Output Pathname (required) - The output pathname from the filesystem root to the file to write the decompressed output to.
--- Resolver ---
Resolve Hostname
Resolves a host name to a network address using a DNS query. Parameters:
Hostname (required) - The hostname string to resolve.
Resolve Address
Resolves a network address to a hostname using a DNS inverse query. Parameters:
Address (required) - The network address to reverse-resolve.
--- Server Control ---
Shutdown Server
Shuts the BO2K Server down completely. The server will lose all connections and will be unresponsive (cause it isn't running!). Parameters:
DELETE option (optional) - If you fill this field in with the phrase 'DELETE', it will fully uninstall the BO2K server such that it doesn't run
any more upon boot-up or login. Does not remove the actual installed file, however. It just won't run on startup.
Restart Server
Shuts down and restarts the BO2K Server. Useful if you have made any configuration changes or if the BO2K server has been corrupted or is behaving
strangely due to poorly written plugins or whatnot. The server will lose all connections but will remain responsive once it comes back up. Parameters:
Host process name (optional) - If you are running under Windows NT, and not as a service, you can choose to hop the BO2K server around between
different processes' address space. This is of limited usefulness, but it does make you feel like the 'ghost in the machine'.
Load Plugin
Dynamically loads an external BO2K plugin DLL. Runs all of the plugin initialization code and registers new commands with the server. Parameters:
Plugin filename (required) - The full pathname from the root of the filesystem to the plugin DLL you wish to load.
Debug Plugin
Dynamically loads an external BO2K plugin DLL using a more debugger-friendly loading method. This method requires that the DLL is a standard Windows DLL, but allows
for debugger interaction with the plugin. For developers only. Parameters:
Plugin filename (required) - The full pathname from the root of the filesystem to the plugin DLL you wish to load.
List Plugins
Gives a list of which BO2K plugins are currently loaded.
Remove Plugin
Unloads a plugin via its plugin number. Plugin number is determined from the output of the "List Plugins" command. Parameters:
Plugin number (required) - The plugin number to unload as returned by the List plugins command.
Start Command Socket
Starts up a BO2K command socket that a client can connect to, authenticate with, and send encrypted commands to. Parameters:
[NETMOD][,ENC][,AUTH] (optional) - the network module, encryption, and authentication settings for the command socket. If any of these are left blank, defaults are used.

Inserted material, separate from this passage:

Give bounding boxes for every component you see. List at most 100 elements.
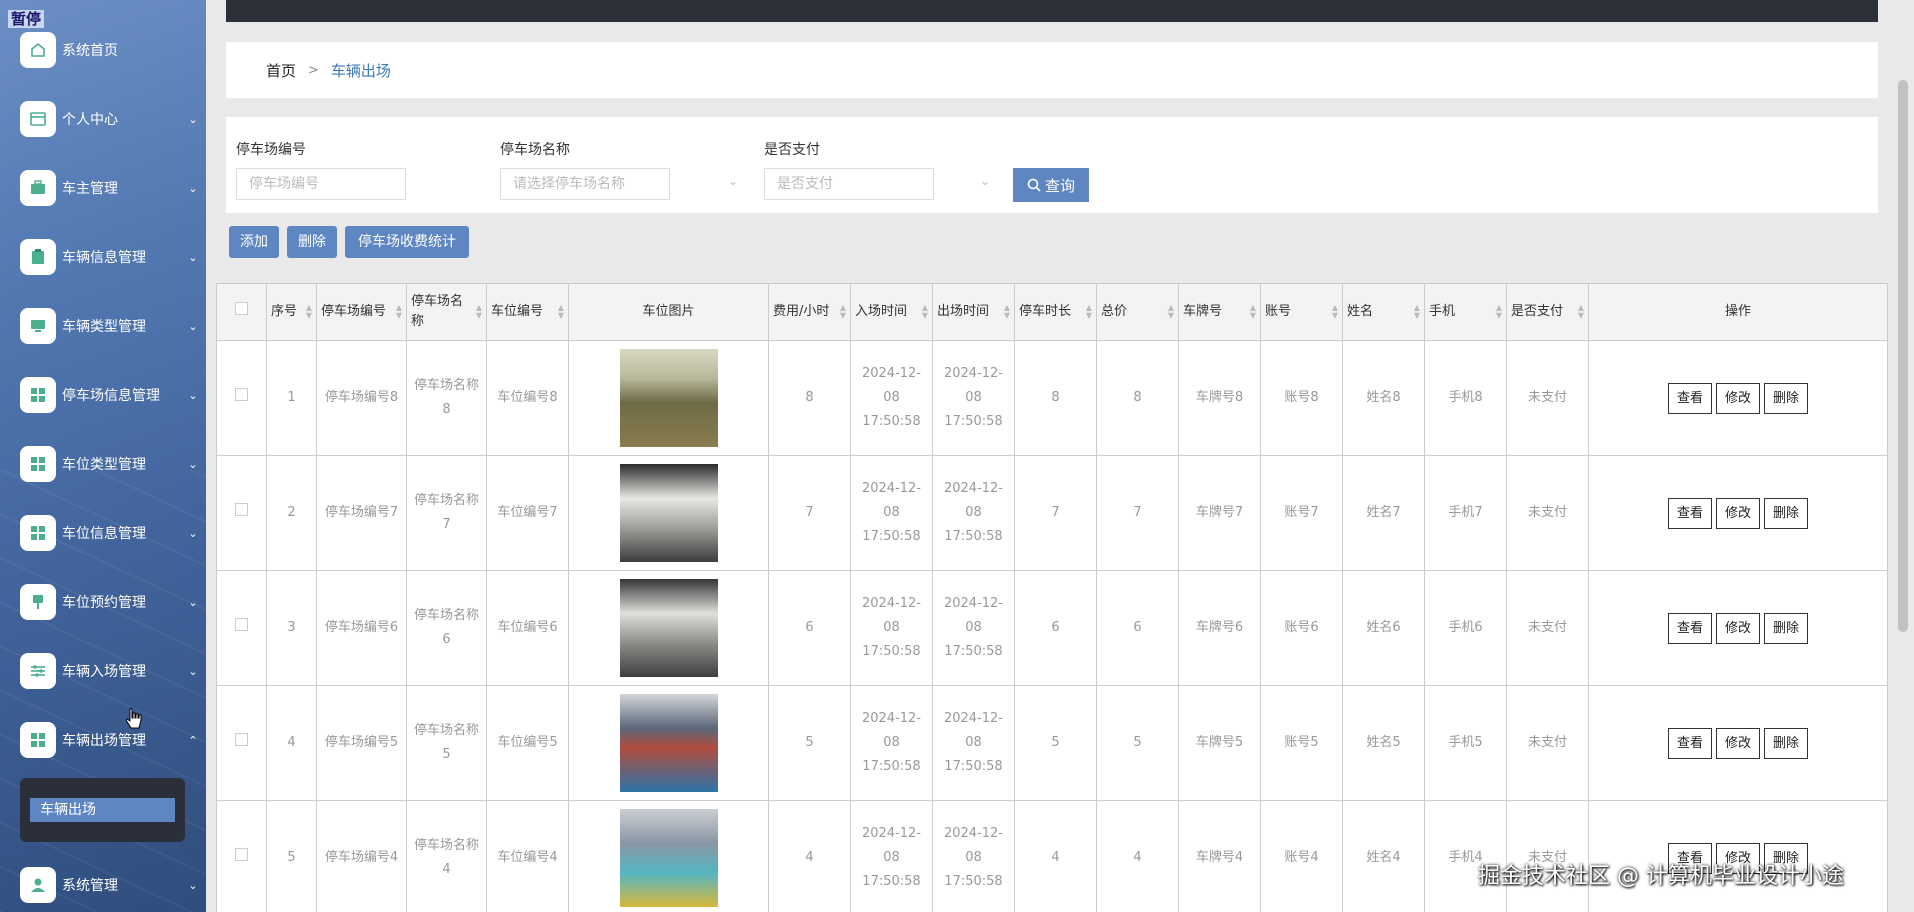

[Bind Str] (optional) - The binding string for the command socket. This is optional, but is usually filled in. If it's not, then the default binding string is used.
List Command Sockets
Lists the command sockets that the BO2K server has made available. Lists socket information along with the internal 'command socket #'.
Stop Command Socket
Shuts down a BO2K command socket. This can be used to shut down all sockets, btw. And that's probably not a good idea. Parameters:
Command Socket # (required) - The number of the command socket to shut down, as returned by the 'List Command Sockets' command.
--- Legacy BUTTplugs ---
Start BUTTPlug
Runs an original Back Orifice BUTTPlug function. Parameters:
PluginDLLPath::FunctionName (required) - 'PluginDLLPath' is the full path to the BUTTPlug plugin DLL. Two colons separate the function name to execute.
List BUTTPlugs
Lists which original Back Orifice BUTTPlug functions are currenly active.
Stop BUTTPlug
Deactivates an original Back Orifice BUTTPlug function. Parameters:
Plugin # (required) - The number of the BUTTPlug function to terminate. This number can be retrieved via the 'List BUTTPlugs' command.